Powell’s critics see his turn as a tell-all book writer as self-serving. In the weeks before he was fired, he was seeking to restructure his contract and receive $1.7 million as a consultant. “My loyalty to the Association is without question,” he wrote to LaPierre at the time, according to documents reviewed by The Times.
He uses his book to address accusations of nepotism as well as an allegation against him of discrimination based on gender and an allegation of sexual harassment.
And while he was at the NRA, Powell took no action to reset the group’s hard-line course, a choice he discusses in the book.
“I was part of a message machine that helped to perpetuate the problem and exacerbate the extremism of the gun debate, something I wouldn’t fully appreciate for a long time,” he writes. “I would become lost. And my experience would ultimately convince me that the NRA itself had lost its mission, and lost its way too.”
He estimates that a third of member dues are now being consumed by legal fees, and describes a culture where big spending was routine. Early in his three-year tenure, Powell writes, he was admonished for checking into a Sheraton hotel. “We all stay at the Ritz,” other executives told him. “Move your room.”
And he likened being hired as a senior NRA executive to “Ray Liotta walking into the Copacabana in the movie Goodfellas.”
It is Powell’s comments on gun control — speaking as a former senior official at a group dedicated to opposing such change — that are the most striking. He is unconvinced that universal background checks would be effective, but he says “the NRA is not in step with the majority of gun owners” on the issue and should take it off the table.

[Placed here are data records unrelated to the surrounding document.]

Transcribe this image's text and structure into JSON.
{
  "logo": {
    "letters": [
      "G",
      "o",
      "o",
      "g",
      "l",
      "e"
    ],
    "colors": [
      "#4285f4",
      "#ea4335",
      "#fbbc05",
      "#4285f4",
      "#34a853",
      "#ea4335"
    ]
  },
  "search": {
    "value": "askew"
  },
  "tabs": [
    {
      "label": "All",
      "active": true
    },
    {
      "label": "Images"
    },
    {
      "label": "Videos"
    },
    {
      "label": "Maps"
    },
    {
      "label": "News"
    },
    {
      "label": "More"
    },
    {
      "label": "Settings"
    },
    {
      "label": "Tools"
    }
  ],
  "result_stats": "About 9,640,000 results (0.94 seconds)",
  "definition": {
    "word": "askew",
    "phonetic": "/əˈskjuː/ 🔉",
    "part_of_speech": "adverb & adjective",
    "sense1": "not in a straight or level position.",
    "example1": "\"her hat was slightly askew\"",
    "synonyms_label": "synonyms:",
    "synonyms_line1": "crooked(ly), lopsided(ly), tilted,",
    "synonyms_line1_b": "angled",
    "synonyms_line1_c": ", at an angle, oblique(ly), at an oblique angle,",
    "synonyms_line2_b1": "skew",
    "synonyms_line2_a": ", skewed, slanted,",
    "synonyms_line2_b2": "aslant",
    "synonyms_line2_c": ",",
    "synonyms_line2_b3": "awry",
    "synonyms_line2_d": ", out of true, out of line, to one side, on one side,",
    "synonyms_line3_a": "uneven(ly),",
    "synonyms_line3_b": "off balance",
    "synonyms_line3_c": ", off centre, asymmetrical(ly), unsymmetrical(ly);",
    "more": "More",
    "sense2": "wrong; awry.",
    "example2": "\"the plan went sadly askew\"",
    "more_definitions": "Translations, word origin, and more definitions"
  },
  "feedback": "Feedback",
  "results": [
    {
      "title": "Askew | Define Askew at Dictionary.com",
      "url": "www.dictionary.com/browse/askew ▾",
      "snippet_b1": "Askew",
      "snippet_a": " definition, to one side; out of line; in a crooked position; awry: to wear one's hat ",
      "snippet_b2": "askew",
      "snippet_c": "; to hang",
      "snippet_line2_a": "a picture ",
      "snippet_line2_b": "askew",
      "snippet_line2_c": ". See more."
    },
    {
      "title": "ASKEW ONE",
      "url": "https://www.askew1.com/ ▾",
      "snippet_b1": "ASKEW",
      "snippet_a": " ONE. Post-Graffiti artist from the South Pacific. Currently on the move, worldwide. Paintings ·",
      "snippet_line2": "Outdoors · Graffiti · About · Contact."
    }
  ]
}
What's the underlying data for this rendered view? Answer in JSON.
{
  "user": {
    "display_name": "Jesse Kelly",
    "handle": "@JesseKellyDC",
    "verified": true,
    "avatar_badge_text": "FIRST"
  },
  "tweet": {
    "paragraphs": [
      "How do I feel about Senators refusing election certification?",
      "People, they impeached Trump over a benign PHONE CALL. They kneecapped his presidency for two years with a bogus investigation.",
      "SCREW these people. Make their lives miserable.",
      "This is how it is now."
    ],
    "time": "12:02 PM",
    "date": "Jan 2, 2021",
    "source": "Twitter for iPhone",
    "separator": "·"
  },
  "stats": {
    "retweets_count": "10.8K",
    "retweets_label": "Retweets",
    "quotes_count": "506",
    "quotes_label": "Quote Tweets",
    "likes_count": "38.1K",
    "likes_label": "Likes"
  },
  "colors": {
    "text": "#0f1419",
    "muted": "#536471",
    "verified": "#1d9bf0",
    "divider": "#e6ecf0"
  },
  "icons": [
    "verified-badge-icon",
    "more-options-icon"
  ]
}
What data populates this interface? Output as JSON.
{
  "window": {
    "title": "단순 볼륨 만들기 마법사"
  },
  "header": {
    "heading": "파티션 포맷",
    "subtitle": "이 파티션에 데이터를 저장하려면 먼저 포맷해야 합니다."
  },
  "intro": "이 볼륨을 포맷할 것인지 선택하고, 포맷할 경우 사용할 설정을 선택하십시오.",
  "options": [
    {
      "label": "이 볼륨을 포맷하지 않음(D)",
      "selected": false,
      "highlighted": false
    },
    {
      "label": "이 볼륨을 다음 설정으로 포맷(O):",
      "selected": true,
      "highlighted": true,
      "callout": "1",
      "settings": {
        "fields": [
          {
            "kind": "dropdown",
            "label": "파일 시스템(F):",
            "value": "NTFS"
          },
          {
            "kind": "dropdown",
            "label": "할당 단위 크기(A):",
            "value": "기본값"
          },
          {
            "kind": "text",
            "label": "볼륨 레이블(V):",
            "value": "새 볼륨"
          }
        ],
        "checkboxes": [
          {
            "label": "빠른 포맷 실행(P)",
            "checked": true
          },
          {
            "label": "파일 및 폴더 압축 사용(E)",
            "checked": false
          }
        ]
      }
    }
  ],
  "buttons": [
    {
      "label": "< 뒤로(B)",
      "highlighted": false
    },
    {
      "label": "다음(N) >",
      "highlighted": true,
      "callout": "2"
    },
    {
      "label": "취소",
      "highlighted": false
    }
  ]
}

He also expresses support for red flag laws allowing law enforcement authorities to confiscate a gun owner’s weapons after warnings from relatives or friends — “as long as there is a process” that “involves both medical doctors and psychiatrists, and some sort of bipartisan oversight.”
Instead of considering such measures, the group, he writes, has been transformed into “an organization of ‘No,’ in response to any effort to quell gun violence,” and that also repeatedly blocked federal studies of gun violence, fearing their findings.
“The NRA fueled a toxic debate,” Powell writes, “by appealing to the paranoia and darkest side of our members, in a way that has torn at the very fabric of America.”